Sep 13 19:22:35 HV020 kernel: connection2:0: ping timeout of 10 secs expired, recv timeout 5, last rx 4318638456, last ping 4318639706, now 4318642245
Sep 13 19:22:35 HV020 kernel: connection2:0: detected conn error (1011)
Sep 13 19:22:37 HV020 iscsid: Kernel reported iSCSI connection 2:0 error (1011) state (3)
Sep 13 19:23:11 HV020 iscsid: connection2:0 is operational after recovery (1 attempts)
Sep 13 19:27:13 HV020 kernel: NETDEV WATCHDOG: eth2: transmit timed out
Sep 13 19:27:16 HV020 kernel: bonding: bond1: link status definitely down for interface eth2, disabling it
Sep 13 19:27:19 HV020 kernel: igb: eth4 NIC Link is Up 1000 Mbps Full Duplex, Flow Control: None
Sep 13 19:27:19 HV020 kernel: igb: eth5 NIC Link is Up 1000 Mbps Full Duplex, Flow Control: None
Sep 13 19:27:20 HV020 kernel: igb: eth2 NIC Link is Up 1000 Mbps Full Duplex, Flow Control: RX/TX
Sep 13 19:27:20 HV020 kernel: bonding: bond1: link status definitely up for interface eth2.

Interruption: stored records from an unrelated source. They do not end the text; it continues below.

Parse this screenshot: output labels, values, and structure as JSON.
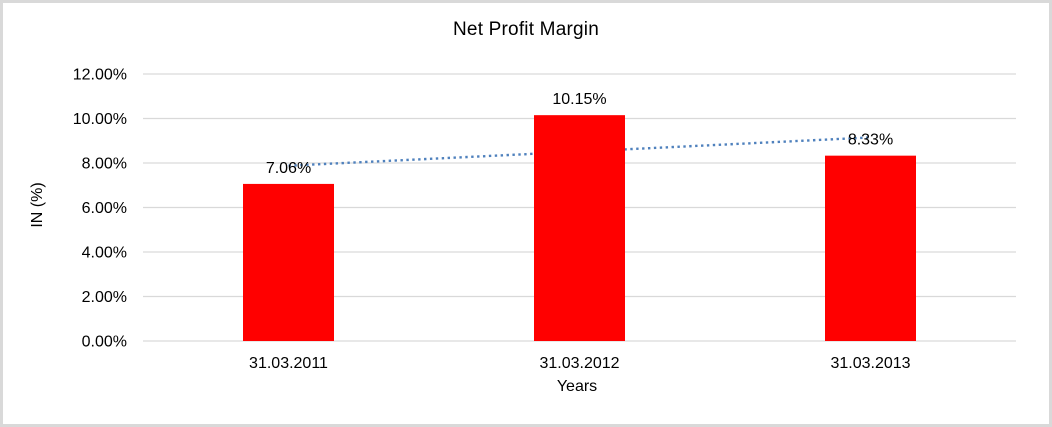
{
  "frame": {
    "background": "#ffffff",
    "border_color": "#d9d9d9"
  },
  "chart_data": {
    "type": "bar",
    "title": "Net Profit Margin",
    "xlabel": "Years",
    "ylabel": "IN (%)",
    "categories": [
      "31.03.2011",
      "31.03.2012",
      "31.03.2013"
    ],
    "series": [
      {
        "name": "Net Profit Margin",
        "values": [
          7.06,
          10.15,
          8.33
        ]
      }
    ],
    "data_labels": [
      "7.06%",
      "10.15%",
      "8.33%"
    ],
    "y_ticks": [
      {
        "value": 0,
        "label": "0.00%"
      },
      {
        "value": 2,
        "label": "2.00%"
      },
      {
        "value": 4,
        "label": "4.00%"
      },
      {
        "value": 6,
        "label": "6.00%"
      },
      {
        "value": 8,
        "label": "8.00%"
      },
      {
        "value": 10,
        "label": "10.00%"
      },
      {
        "value": 12,
        "label": "12.00%"
      }
    ],
    "ylim": [
      0,
      12
    ],
    "grid": true,
    "legend_position": "none",
    "bar_color": "#ff0000",
    "gridline_color": "#d9d9d9",
    "text_color": "#000000",
    "trendline": {
      "type": "linear",
      "style": "dotted",
      "color": "#4f81bd"
    }
  }
}
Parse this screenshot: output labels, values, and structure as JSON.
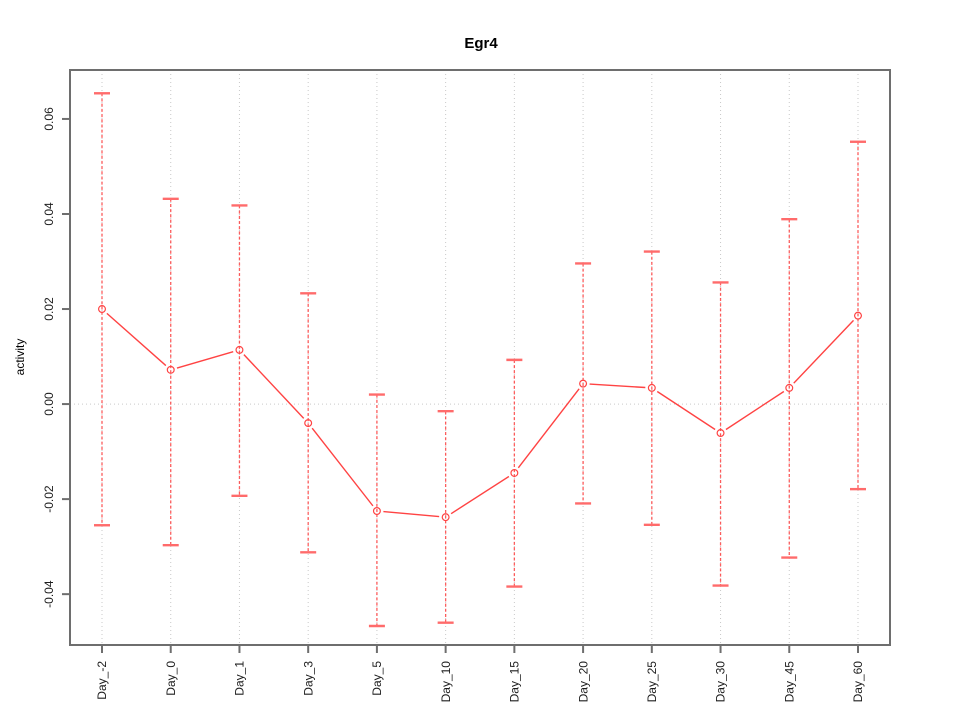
{
  "chart_data": {
    "type": "line",
    "title": "Egr4",
    "xlabel": "",
    "ylabel": "activity",
    "categories": [
      "Day_-2",
      "Day_0",
      "Day_1",
      "Day_3",
      "Day_5",
      "Day_10",
      "Day_15",
      "Day_20",
      "Day_25",
      "Day_30",
      "Day_45",
      "Day_60"
    ],
    "series": [
      {
        "name": "activity mean with error bars",
        "values": [
          0.02,
          0.0072,
          0.0114,
          -0.004,
          -0.0225,
          -0.0238,
          -0.0145,
          0.0043,
          0.0034,
          -0.0061,
          0.0034,
          0.0186
        ],
        "upper": [
          0.0654,
          0.0432,
          0.0418,
          0.0233,
          0.002,
          -0.0015,
          0.0093,
          0.0296,
          0.0321,
          0.0256,
          0.0389,
          0.0552
        ],
        "lower": [
          -0.0255,
          -0.0297,
          -0.0193,
          -0.0312,
          -0.0467,
          -0.046,
          -0.0384,
          -0.0209,
          -0.0254,
          -0.0382,
          -0.0323,
          -0.0179
        ]
      }
    ],
    "yticks": [
      -0.04,
      -0.02,
      0.0,
      0.02,
      0.04,
      0.06
    ],
    "ytick_labels": [
      "-0.04",
      "-0.02",
      "0.00",
      "0.02",
      "0.04",
      "0.06"
    ],
    "ylim": [
      -0.0507,
      0.0703
    ],
    "grid": "dotted vertical line at each category; dotted horizontal line at y=0",
    "legend": "none",
    "marker": "open-circle",
    "colors": {
      "series": "#ff4343",
      "error_bar": "#ff6b6b",
      "box": "#6e6e6e",
      "grid": "#c9c9c9",
      "text": "#1c1c1c",
      "background": "#ffffff"
    }
  }
}
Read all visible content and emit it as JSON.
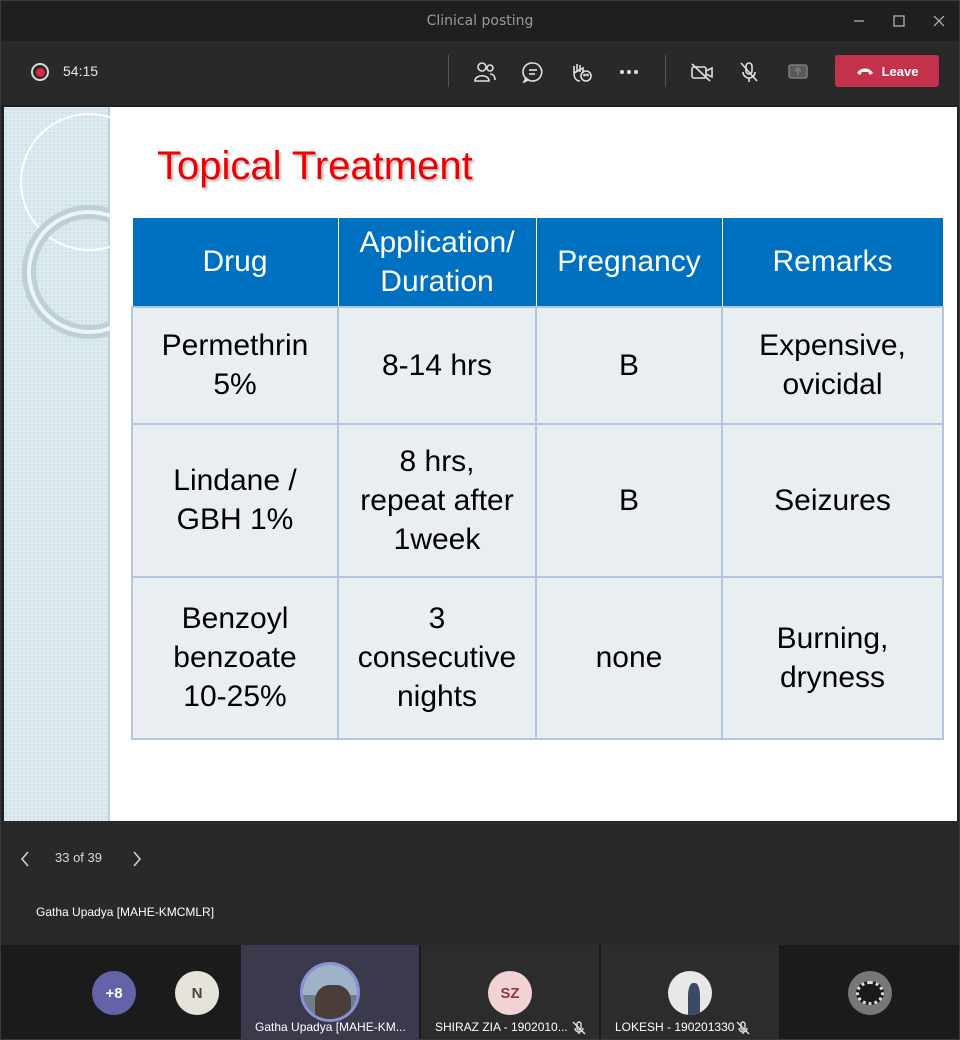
{
  "window": {
    "title": "Clinical posting"
  },
  "toolbar": {
    "timer": "54:15",
    "leave_label": "Leave"
  },
  "slide": {
    "title": "Topical Treatment",
    "table": {
      "headers": [
        "Drug",
        "Application/\nDuration",
        "Pregnancy",
        "Remarks"
      ],
      "rows": [
        [
          "Permethrin\n5%",
          "8-14 hrs",
          "B",
          "Expensive,\novicidal"
        ],
        [
          "Lindane /\nGBH 1%",
          "8 hrs,\nrepeat after\n1week",
          "B",
          "Seizures"
        ],
        [
          "Benzoyl\nbenzoate\n10-25%",
          "3\nconsecutive\nnights",
          "none",
          "Burning,\ndryness"
        ]
      ]
    }
  },
  "navigation": {
    "page_count": "33 of 39"
  },
  "presenter_name": "Gatha Upadya [MAHE-KMCMLR]",
  "participants": {
    "overflow_count": "+8",
    "n_initial": "N",
    "tiles": [
      {
        "name": "Gatha Upadya [MAHE-KM...",
        "initials": ""
      },
      {
        "name": "SHIRAZ ZIA - 1902010...",
        "initials": "SZ"
      },
      {
        "name": "LOKESH - 190201330",
        "initials": ""
      }
    ]
  },
  "colors": {
    "slide_title": "#ee0000",
    "table_header": "#0070c0",
    "leave_button": "#c4314b",
    "overflow_avatar": "#6264a7"
  }
}
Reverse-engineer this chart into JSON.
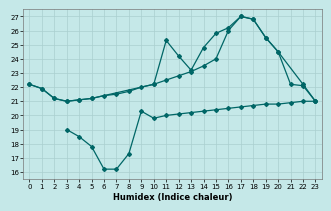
{
  "xlabel": "Humidex (Indice chaleur)",
  "bg_color": "#c5e8e8",
  "line_color": "#006666",
  "grid_color": "#aacfcf",
  "xlim": [
    -0.5,
    23.5
  ],
  "ylim": [
    15.5,
    27.5
  ],
  "xticks": [
    0,
    1,
    2,
    3,
    4,
    5,
    6,
    7,
    8,
    9,
    10,
    11,
    12,
    13,
    14,
    15,
    16,
    17,
    18,
    19,
    20,
    21,
    22,
    23
  ],
  "yticks": [
    16,
    17,
    18,
    19,
    20,
    21,
    22,
    23,
    24,
    25,
    26,
    27
  ],
  "line_upper_x": [
    0,
    1,
    2,
    3,
    4,
    5,
    10,
    11,
    12,
    13,
    14,
    15,
    16,
    17,
    18,
    19,
    20,
    22,
    23
  ],
  "line_upper_y": [
    22.2,
    21.9,
    21.2,
    21.0,
    21.1,
    21.2,
    22.2,
    25.3,
    24.2,
    23.2,
    24.8,
    25.8,
    26.2,
    27.0,
    26.8,
    25.5,
    24.5,
    22.2,
    21.0
  ],
  "line_mid_x": [
    0,
    1,
    2,
    3,
    4,
    5,
    6,
    7,
    8,
    9,
    10,
    11,
    12,
    13,
    14,
    15,
    16,
    17,
    18,
    19,
    20,
    21,
    22,
    23
  ],
  "line_mid_y": [
    22.2,
    21.9,
    21.2,
    21.0,
    21.1,
    21.2,
    21.4,
    21.5,
    21.7,
    22.0,
    22.2,
    22.5,
    22.8,
    23.1,
    23.5,
    24.0,
    26.0,
    27.0,
    26.8,
    25.5,
    24.5,
    22.2,
    22.1,
    21.0
  ],
  "line_bottom_x": [
    3,
    4,
    5,
    6,
    7,
    8,
    9,
    10,
    11,
    12,
    13,
    14,
    15,
    16,
    17,
    18,
    19,
    20,
    21,
    22,
    23
  ],
  "line_bottom_y": [
    19.0,
    18.5,
    17.8,
    16.2,
    16.2,
    17.3,
    20.3,
    19.8,
    20.0,
    20.1,
    20.2,
    20.3,
    20.4,
    20.5,
    20.6,
    20.7,
    20.8,
    20.8,
    20.9,
    21.0,
    21.0
  ]
}
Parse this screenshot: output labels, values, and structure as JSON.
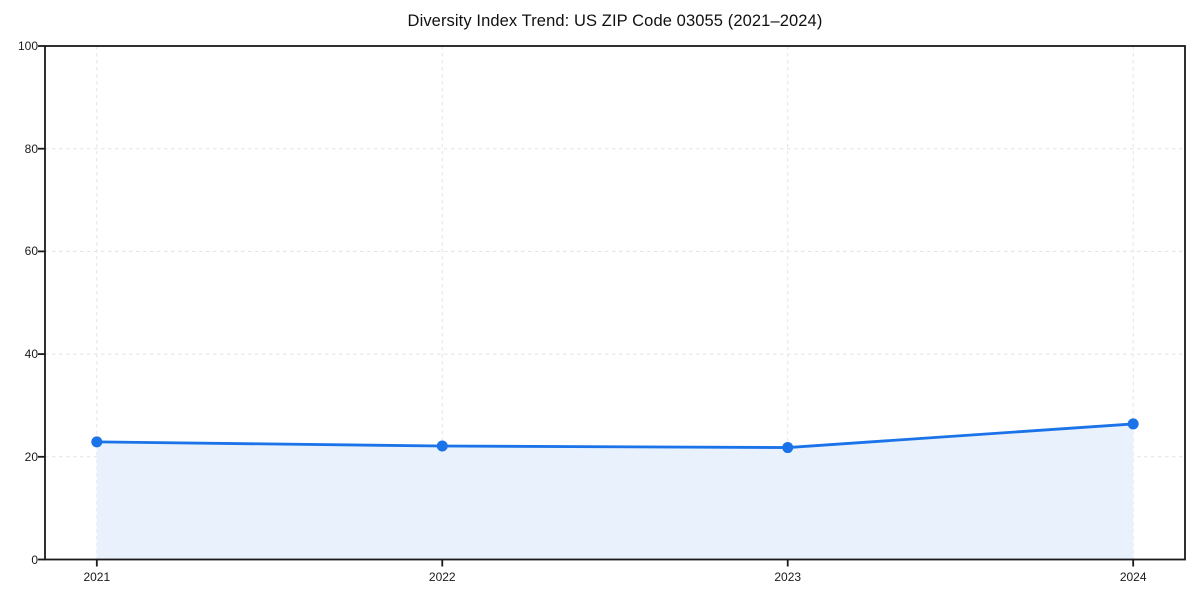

Sep 13 19:27:26 HV020 kernel: igb: eth3 NIC Link is Up 1000 Mbps Full Duplex, Flow Control: RX/TX
As mentioned, on one machine we can reproduce this reliably. The machine has just 4 VMs;
- 3 in a cluster, generating anywhere up to 30k of connections, but only 600Kbps incoming and 1Mbps outgoing.
- 1 receiving an SFTP transfer at ~1Mbps
The load produced by the cluster of machines follows an inverse bell curve, peaking every 60 mins. Throughout any given hour, the following symptoms can be seen, but with higher frequency and longer duration around the peak:
- slow response times from the cluster, taking 30-90s to respond to a HTTP request (traffic is over eth0/eth2 bond)
- tcpdumps of the SFTP traffic, at multiple points in the network stack, slow, or pause completely (traffic is over eth0/eth2 bond)
- timeout errors in /var/log/messages regarding iSCSI traffic (eth1 and eth3)
- long pauses and occasional disconnects on SSH sessions to dom0 (eth5)
The overruns and dropped packets coincide with periods of high load, when the SFTP traffic will stop completely and SSH to dom0 becomes unresponsive. It often also coincides with an interface reset.
We can prevent the overruns (as I suppose as should be expected) by increasing the size of the ring RX variable, to fully buffer the packets while the device is unresponsive.
I appreciate that there will need to be further diagnostic work done to ascertain the problem. Any guidance is appreciated.